The RMSE is calculated over all points for which there is ground truth data. There will be lots more data coming in over the next weeks and months! We encourage you keep submitting as rankings are by no means set yet.

Finally, the weekly evaluation stage scores need not impact your modeling report. We recommend that your modeling report use the test set from the development stage period for evaluations, visualizations, and description of results.


Thus, some participants overfitted on “regular” SNOTEL/CODEC 200 measurements and his methods is poorly generalizes to “unregular” ASO measurements.

That is totally possible. But what is harder to understand is why all the last teams have improved.

Anyway thanks @emily for your information about the number of measurements.

For transparency I suggest to publish the updated ground truth each week. The models are frozen so nothing can be done to use that data now. And that way we could do a local evaluation and verify that the LB is correct.


@FBykov could you elaborate on that? Are you suggesting that the ground truth used in the training set was obtained from SNOTEL/CDEC stations and not from ASO? Otherwise, I cannot see how we could have overfitted. Thank you!

Edit: This cannot be the case, given the description of labels:

Training labels are provided for December 1 to June 30 each year from 2013 to 2019. Labels are derived from a combination of ground-based snow telemetry (ie. SNOTEL and CDEC sites) and airborne measurements (ie. ASO data).

1 Like

In the training dataset we have 90% SNOTEL/CDEC labels and 10% ASO labels. But in the evaluation dataset we have 10% SNOTEL/CDEC labels and 90% ASO labels. If the model fits the mean error then model overfitted at SNOTEL/CDEC labels and underfitted at ASO labels

How are you able to identify between SNOTEL/CDEC labels and ASO labels in the training dataset?

1 Like

@FBykov Interesting, thank you for your response. I have the same question as @oshbocker. Do you have evidence that 10% of training labels come from ASO?


@emily @tglazer Have you considered releasing the current ground truth so we can do a local evaluation and verify the LB? At least you could promise to do that at the end of the challenge.


Hi @ironbar, we won’t be releasing ground truth during the competition. Thanks for the idea for releasing it after. If that seems useful to folks, we’ll definitely consider it!


For those with eagle eyes on the leaderboard, please note that due to the delay in the HRRR data last week, we’ve decided to exclude 2022-03-03 from the scoring in order to maintain a level playing field for everyone. Please see the details in the announcement:

Rescoring therefore happened twice today. We scored submissions this morning using data up through 3/10. We then re-scored all submissions this afternoon with the updated exclusion of 3/3. Wanted to surface this for transparency to help explain why you would see a different score for yourself this evening compared to this morning.

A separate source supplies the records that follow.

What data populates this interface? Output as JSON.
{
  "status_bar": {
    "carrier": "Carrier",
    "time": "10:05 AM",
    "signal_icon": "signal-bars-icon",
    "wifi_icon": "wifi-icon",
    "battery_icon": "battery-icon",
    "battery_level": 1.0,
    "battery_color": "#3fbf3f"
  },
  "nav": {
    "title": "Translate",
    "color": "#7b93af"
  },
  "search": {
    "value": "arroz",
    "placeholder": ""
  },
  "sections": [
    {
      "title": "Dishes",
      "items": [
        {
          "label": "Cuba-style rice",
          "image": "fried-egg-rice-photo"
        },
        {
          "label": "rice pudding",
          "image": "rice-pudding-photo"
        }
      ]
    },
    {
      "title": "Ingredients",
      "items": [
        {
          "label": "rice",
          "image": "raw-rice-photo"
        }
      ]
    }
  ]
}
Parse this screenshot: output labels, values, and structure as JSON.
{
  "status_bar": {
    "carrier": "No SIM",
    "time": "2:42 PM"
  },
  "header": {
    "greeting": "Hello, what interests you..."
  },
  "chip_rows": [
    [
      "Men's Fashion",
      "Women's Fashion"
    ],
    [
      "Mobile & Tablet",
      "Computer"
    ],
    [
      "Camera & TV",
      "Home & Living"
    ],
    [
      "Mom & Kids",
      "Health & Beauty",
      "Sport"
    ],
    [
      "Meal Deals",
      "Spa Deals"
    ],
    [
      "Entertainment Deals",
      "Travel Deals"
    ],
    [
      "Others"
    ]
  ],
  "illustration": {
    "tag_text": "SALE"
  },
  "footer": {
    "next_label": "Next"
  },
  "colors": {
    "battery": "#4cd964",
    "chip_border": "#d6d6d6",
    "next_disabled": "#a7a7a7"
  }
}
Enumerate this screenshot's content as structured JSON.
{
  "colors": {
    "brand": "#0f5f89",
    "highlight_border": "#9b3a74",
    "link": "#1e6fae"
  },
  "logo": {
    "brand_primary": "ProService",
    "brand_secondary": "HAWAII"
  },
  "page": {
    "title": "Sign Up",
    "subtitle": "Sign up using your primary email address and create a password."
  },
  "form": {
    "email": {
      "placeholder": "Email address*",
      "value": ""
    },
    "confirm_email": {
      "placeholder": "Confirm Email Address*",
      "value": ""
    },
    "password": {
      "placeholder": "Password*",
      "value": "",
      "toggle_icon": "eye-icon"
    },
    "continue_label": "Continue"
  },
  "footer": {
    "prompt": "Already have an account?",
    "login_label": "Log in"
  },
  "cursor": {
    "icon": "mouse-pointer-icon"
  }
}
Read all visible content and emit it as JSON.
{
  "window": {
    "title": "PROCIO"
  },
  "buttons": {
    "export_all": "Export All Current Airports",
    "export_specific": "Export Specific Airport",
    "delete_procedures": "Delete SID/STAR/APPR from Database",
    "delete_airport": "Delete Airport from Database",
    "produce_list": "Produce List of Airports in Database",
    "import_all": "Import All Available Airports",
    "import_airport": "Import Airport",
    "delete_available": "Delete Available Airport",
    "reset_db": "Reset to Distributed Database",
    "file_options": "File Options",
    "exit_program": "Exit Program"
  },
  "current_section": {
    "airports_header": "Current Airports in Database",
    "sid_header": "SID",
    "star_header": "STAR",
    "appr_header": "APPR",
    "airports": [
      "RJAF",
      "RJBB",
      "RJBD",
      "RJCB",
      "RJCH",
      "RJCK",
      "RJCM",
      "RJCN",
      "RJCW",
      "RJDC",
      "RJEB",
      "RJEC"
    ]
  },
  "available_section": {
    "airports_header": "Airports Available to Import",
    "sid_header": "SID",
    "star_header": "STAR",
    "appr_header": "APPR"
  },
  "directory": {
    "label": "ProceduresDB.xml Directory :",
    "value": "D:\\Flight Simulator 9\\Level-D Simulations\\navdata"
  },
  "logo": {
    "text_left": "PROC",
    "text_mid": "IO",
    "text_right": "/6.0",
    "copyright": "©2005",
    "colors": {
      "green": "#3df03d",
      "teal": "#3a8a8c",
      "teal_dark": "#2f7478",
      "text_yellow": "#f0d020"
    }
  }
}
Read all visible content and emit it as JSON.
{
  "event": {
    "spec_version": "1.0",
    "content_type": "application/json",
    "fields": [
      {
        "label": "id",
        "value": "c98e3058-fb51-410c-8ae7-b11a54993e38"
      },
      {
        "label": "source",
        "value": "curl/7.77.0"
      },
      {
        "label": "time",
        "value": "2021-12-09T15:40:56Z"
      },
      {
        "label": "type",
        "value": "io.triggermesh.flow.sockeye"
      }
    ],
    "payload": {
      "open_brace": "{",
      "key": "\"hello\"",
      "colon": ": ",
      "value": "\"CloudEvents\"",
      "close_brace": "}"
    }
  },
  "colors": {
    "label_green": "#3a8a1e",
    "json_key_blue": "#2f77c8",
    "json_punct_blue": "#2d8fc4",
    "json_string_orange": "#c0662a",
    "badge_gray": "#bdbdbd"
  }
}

You can count the number of unique not nan values for each date. You will see that in most cases there are 214 measurement points each week. You can also see the data on the map. I used QGIS for this.
ASO data:

Station data (regular measurement points):

1 Like

Nice analysis @Vervan. And have you detected differences in the proportion of ASO samples between the training and the live datasets? I think different proportions between both sets would explain why some of us are having a very bad performance on the leaderboard.

I think the main reason is that the new regions were added into the test data at the evaluation stage, which were not included in the training dataset. In total, about 12k new grid cells were added at the evaluation stage.
Also, I think some teams overfited on stations data (regular measurement points)
In my opinion, the score in this competition depend on the stability of the model and its spatiotemporal generalizing ability.

1 Like

Thanks, @Vervan, I also think the drop in performance is related either to the new regions or to different proportions in ASO samples between train and testing sets. But I guess this is just wishful thinking, I hope at the end of the competition we can have the ground truth labels so we can find out what happened.